Sharp worked in the boat rental concession, and he worked there for the next five summers.
“I was at the lake and getting paid to be there,” Sharp said. “It doesn't get much better than that.”
Merl and Sharp built a relationship that went beyond the employer/employee relationship, Sharp said.
“Merl was not just my boss, he was my mentor,” Sharp said. “He would tell me stories, and as I look back, these stories helped shape my character. He often told me of all the jobs he had, being property manager at Whitewater was his favorite and certainly the best job that he ever had.
“I'm sure he did this with all of his employees,” Sharp continued. “But he had a way of making me feel special and privileged as he would tell me stories and give me advice on how to do my job and deal with the public. Looking back, I'm sure he was trying to correct my mistakes, but it never felt like it at the time.
“Merl was a natural as a manager,” he continued. “He could correct an employee's behavior while making them feel like he was complimenting them, not many people have that ability.”
Sharp worked at the park for six summers with the last summer as a lifeguard at WMSP beach.
“I was really paid for being on vacation back then,” Sharp said. “As a lifeguard, I even spent my days off down at the beach as well as my workdays. Those were the days. In the (19)70s and 80s, there was no better place to be on a summer afternoon than the beach at Whitewater Memorial State Park. It was packed nearly every day.
“On weekends, cars were parked all the way back to where the camp store is now,” Sharp continued. “It was a big crowd. They were double parked and so forth.
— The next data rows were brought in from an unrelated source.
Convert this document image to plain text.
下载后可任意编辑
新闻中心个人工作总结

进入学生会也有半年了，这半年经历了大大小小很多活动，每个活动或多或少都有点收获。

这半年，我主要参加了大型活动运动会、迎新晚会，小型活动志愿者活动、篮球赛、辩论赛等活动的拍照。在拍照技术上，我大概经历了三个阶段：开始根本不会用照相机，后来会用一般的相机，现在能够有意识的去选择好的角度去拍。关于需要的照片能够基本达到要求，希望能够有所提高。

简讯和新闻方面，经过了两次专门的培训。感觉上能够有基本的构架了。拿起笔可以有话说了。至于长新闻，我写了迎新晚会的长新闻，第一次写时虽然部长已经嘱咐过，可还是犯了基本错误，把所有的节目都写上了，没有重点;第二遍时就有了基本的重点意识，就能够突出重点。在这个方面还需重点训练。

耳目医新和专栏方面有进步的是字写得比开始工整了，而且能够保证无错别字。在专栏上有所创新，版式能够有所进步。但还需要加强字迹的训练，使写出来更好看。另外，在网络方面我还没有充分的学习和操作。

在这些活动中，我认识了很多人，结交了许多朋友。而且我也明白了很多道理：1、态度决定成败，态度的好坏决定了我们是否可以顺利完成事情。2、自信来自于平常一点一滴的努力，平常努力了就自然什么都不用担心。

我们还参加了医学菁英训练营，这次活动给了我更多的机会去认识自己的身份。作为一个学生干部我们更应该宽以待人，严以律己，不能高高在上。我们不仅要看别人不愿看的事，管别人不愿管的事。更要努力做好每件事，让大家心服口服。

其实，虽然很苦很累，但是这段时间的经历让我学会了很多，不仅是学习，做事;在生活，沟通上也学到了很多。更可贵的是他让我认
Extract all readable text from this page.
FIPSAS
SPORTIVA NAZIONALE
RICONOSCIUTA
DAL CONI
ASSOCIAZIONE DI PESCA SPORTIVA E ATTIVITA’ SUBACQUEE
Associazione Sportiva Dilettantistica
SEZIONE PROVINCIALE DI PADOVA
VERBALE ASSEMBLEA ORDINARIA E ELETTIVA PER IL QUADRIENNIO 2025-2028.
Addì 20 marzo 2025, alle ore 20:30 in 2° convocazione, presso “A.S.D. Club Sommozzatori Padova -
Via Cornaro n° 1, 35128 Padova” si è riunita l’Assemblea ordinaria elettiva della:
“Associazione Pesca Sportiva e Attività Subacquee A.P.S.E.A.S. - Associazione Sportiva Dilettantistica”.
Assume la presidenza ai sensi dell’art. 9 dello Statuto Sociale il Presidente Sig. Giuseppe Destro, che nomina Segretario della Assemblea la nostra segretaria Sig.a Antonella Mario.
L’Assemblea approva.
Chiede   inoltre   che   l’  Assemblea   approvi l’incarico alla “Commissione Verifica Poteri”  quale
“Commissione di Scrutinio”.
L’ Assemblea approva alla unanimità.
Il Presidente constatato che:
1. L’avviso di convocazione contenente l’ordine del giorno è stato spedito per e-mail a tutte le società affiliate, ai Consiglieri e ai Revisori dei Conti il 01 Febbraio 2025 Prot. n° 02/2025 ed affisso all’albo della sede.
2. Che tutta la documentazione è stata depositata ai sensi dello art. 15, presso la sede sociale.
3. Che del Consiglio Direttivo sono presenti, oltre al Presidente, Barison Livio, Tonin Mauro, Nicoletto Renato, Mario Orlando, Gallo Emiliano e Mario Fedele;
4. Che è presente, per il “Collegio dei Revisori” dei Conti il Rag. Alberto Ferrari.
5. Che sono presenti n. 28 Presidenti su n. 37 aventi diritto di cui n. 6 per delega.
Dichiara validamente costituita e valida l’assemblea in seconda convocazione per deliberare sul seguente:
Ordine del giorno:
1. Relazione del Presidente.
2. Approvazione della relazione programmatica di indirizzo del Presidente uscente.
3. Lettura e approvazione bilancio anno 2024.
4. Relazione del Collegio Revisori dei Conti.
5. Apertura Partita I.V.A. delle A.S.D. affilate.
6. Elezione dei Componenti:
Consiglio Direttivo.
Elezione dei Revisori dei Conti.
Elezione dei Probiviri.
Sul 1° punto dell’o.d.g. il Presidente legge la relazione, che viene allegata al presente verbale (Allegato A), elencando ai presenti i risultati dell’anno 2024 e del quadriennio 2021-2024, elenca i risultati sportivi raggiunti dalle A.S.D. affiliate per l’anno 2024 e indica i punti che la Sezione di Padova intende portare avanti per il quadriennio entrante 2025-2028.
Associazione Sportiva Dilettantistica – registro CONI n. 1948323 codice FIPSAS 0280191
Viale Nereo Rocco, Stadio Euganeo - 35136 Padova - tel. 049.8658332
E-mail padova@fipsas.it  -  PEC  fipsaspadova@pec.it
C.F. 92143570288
It was packed.
“During one of my conversations I had with Merl through the years, he told me the attendance and gate sales were second only to the Dunes State Park,” Sharp said.
Dunes is now a national park. It is in northern Indiana near Chicago.
“They have a pretty good population base to draw on,” Sharp said. “Keep in mind at that time, Brookville Lake and Whitewater were not combined. Whitewater was its own separate entity. To be second in the state was pretty impressive.
“I would have to say that the primary reason Whitewater was so well attended in those days had to do with Merl and his attention to the detail in making sure the park was a showcase and that it catered to the needs of the public,” Sharp continued. “It was absolutely the best run park in the Indiana State Park system due to his dedication. It was the best kept and best attended for its size. And certainly the most profitable park in the system at that time.
“Merl taught me a lot about dealing with the public and fellow employees during the six summers that I worked for him,” he said. “I would have to say much of what I learned from Merl would constitute the life lessons that have shaped much of my life.”
Sharp moved back to the area as an adult in 1992. Sharp hired Pat Gentry as his first employee.
“Merl worked at Whitewater Memorial State Park as its property manager for a little more than 30 years,” Sharp said. “During that time, he oversaw and directed numerous changes to the park as it developed from a little more than a few old farms set aside in memory of the veterans of World War I and II to one of the premier parks in the state.
“This park was also very special to Merl,” he continued. “He was a Marine. Merl always said once a Marine, always a Marine. And he always insisted we never lose the Memorial name to this park.”
Merl retired in 1994.
“However, he wasn't about to fade away into the sunset,” Sharp said. “He built his retirement home just outside of the park where he put in so much of his life.”
His legacy did not stop with his retirement, Sharp said. Merl was one of the founders of the Union County Parks and Recreation Board where he was a member for 22 years. He was also a Lions Club member for more than 18 years.
“Merl was a firm believer in giving back to his community,” Sharp said. “Today, we are giving back to the community in the form of this tree, which has been planted in Merl's memory. It is almost like Merl is standing here watching over the park.”
Pat said the tree's leaves will turn red in the fall, and she hopes as people enter the park in the fall, their eyes will go over to Merl's tree.
“I think this is a good memorial for him,” Pat said.
After the service, Pat invited everyone over to Merl and her home. She had baked several pies to share with those who attended.